My SR # is: 193351021
I guess you could tell them to look at my SR and ask them to add you to the customers needing the fix. They did say they would keep the ticket open until they had a fix. Hope that helps.
I have 4 identical ESX 3.0.2 hosts. My service console network is a seperate network. I made a ping from my Virtual Center Server to each host.
esx1 1-2 ms
esx2 1-5 ms
esx3 5-65 ms
esx4 4-8 ms
That problem seems to be dependend on the (interupt ??) load of the esx host.
I'm also interested on a fix about this problem.
Hi Anders
Thanks for letting us know.
Is there some way that we can have a reference for
the problem internally so that when we create an SR
we can just be added to the list of customers waiting
for the fix?
Hi.
Your TSE should know the PR number, we're a bit reluctant to share those.
If he cant find it, ask him to e-mail me.
I'm sure this will be a public fix as a lot of people seem to be hit by this.
\- Anders
I have performed quite a few vmware converter migrations from 2.5 to 3.0.2 and the ping time looks ok, only when we kick off a constant stream of data. Otherwise as the rest of you really bad response times.
hopefully there will be a fix soon
Hi all.
A fix is cooking in engineering, but might take some time to bake properly.

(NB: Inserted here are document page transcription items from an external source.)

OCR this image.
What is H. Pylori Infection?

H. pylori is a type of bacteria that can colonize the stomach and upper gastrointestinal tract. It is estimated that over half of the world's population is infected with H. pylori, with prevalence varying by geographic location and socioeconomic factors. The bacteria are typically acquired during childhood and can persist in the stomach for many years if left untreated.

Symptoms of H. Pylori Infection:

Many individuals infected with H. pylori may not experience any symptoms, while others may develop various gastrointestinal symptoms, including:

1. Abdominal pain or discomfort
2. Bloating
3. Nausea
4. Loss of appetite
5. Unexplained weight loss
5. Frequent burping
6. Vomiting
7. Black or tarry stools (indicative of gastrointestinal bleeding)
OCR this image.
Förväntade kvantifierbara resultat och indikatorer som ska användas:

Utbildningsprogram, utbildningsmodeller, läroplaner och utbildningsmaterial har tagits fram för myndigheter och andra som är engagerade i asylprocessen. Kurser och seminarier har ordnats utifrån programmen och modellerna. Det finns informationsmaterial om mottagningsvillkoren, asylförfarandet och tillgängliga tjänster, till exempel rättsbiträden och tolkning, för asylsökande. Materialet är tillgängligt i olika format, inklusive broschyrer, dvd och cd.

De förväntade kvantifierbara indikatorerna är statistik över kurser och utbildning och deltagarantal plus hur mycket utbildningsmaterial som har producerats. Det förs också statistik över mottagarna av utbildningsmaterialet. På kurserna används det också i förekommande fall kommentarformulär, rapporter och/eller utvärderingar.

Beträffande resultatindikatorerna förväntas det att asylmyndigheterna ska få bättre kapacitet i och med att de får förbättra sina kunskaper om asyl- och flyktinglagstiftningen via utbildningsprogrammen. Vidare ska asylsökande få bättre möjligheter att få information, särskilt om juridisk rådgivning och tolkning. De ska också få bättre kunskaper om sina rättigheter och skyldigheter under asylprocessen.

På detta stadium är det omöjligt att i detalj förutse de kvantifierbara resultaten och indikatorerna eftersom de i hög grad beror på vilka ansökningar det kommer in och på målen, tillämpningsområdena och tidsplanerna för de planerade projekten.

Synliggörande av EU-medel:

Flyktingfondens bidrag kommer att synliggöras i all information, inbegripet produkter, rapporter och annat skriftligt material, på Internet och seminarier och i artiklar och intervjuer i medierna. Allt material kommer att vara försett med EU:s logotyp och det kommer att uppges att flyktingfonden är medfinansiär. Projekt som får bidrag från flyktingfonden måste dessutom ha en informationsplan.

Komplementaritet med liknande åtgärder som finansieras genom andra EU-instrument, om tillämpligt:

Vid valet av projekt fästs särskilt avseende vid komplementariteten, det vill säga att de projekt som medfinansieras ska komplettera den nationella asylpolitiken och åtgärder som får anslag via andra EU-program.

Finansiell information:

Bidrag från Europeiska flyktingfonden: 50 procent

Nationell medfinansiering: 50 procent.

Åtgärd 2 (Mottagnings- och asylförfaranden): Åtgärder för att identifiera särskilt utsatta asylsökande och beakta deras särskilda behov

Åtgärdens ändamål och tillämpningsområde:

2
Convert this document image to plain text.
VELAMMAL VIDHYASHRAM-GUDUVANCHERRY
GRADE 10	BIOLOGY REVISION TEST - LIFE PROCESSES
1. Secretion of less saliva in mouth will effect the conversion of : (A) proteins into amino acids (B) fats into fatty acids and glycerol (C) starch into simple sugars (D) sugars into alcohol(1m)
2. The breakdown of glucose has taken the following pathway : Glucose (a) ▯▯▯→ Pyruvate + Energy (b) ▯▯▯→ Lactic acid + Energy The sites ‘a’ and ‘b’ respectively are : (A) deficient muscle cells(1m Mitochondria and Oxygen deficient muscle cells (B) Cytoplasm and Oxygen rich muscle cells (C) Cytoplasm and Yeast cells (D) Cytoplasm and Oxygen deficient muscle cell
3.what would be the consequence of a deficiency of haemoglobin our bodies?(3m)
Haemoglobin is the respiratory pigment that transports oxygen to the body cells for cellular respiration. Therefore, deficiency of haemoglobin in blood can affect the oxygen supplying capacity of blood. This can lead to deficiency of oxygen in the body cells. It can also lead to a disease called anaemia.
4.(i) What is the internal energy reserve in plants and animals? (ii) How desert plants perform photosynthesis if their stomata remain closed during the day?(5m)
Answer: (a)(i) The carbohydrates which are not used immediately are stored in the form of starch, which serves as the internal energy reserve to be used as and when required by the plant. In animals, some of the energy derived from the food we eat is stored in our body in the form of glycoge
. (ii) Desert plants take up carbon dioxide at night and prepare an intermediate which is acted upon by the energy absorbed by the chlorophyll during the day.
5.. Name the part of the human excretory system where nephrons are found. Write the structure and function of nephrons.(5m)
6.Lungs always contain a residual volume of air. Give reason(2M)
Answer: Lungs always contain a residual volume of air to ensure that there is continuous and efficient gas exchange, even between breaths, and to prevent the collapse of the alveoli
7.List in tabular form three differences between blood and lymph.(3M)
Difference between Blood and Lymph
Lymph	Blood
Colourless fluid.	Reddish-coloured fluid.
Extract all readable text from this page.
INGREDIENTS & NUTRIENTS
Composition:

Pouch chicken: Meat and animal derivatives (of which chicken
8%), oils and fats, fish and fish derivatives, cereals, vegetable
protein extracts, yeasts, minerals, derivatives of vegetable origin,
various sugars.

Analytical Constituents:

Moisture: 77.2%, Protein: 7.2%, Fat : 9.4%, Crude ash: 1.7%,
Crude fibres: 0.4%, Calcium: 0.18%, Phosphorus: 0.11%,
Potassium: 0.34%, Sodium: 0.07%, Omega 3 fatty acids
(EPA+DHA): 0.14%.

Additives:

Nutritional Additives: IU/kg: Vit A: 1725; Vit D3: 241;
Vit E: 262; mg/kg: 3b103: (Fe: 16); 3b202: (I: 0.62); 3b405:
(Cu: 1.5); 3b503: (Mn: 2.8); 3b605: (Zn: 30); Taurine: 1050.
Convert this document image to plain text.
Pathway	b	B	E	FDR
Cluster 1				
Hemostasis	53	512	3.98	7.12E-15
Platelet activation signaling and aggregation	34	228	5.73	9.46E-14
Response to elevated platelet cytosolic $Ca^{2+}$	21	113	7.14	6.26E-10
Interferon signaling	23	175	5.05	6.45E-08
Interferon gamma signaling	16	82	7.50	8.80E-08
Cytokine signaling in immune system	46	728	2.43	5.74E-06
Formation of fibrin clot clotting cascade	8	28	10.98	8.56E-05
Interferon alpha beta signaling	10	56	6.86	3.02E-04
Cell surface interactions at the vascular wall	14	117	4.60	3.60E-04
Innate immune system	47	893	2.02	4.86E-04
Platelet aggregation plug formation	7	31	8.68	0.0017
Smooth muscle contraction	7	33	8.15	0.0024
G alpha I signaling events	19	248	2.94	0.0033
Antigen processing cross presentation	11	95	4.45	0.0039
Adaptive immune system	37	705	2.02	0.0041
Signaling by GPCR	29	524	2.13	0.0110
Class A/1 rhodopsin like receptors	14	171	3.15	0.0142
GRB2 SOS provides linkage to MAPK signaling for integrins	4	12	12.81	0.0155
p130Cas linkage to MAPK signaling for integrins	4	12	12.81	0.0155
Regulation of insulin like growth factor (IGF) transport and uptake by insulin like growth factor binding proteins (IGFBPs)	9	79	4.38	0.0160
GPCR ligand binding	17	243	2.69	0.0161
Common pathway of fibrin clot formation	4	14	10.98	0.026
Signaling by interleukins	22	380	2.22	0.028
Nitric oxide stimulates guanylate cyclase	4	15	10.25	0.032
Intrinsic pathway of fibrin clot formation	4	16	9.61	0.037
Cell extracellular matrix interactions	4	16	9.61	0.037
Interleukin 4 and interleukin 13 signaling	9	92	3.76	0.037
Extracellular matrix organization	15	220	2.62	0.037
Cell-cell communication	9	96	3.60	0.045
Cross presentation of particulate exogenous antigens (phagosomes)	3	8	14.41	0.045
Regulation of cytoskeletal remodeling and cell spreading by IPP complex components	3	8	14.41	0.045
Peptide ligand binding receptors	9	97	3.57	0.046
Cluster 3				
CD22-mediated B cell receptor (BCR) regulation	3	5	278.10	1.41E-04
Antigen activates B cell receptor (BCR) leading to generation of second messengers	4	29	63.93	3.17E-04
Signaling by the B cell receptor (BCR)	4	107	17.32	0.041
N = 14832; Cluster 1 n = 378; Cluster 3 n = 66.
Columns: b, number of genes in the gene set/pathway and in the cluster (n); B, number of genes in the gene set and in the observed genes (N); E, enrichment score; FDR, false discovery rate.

Looks like it will not make the next patch release cycle.
\- Anders
Having the same problem, over 10ms latency sometimes.
This is a brand new VMware farm with 10nics in each server, it is fine on all the other interfaces - vmotion, VM, iSCSI etc, but the SC is painfully slow!
Going to ring up support now. Ideally we need the fix before the next patch release... Anyone got any firm info as to when 3.1 is out?!
Hi,
Mayby it 3.1 comes at the end of october
http://www.ntpro.nl/blog/archives/149-VMware-ESX-3.1-whats-new.html
http://www.virtualization.info/2007/08/vmware-esx-server-31-virtualcenter-21.html
http://www.vmachine.de/mambo/index.php?option=com_content&task=view&id=331&Itemid=1
http://www.vmware.com/community/thread.jspa?threadID=90011
Regards
Wolfgang
Hey all,
got this issue as well.
Upgraded 2 x 3.0.1 hosts.
Dell 2900's, mix of broadcoms and intels.
In the monthly patch release only ESX-1001732 is about network problems and I'm not sure that it solves the problem.
That is to bad. I have already downgraded to 3.0.1 and now I am doing my work on XenSource.
I don't think this issue is bad enough to justify moving to XenSource....nothing can be that bad surely?
I need to test certain guest OS's that were supported by 3.0.2 but due to the management software we use and the console problem I had to move it to Xen. Luckily, the management software supports more than one virtualization technology.
I also just received and update to my SR about this. Quote "...it looks like the code has been merged and it will tentatively be in the Esx 3.0.2 September patch. This is not set in stone..."
Same issues here on Intel/Broadcom cards. (IBM 3650)
Slow response to service console / normal responses to the vmkernel.
Perhaps there is a low priority on icmp packets?
Is there an ETA for this patch? I have a few customers with the same ping-time-response problem.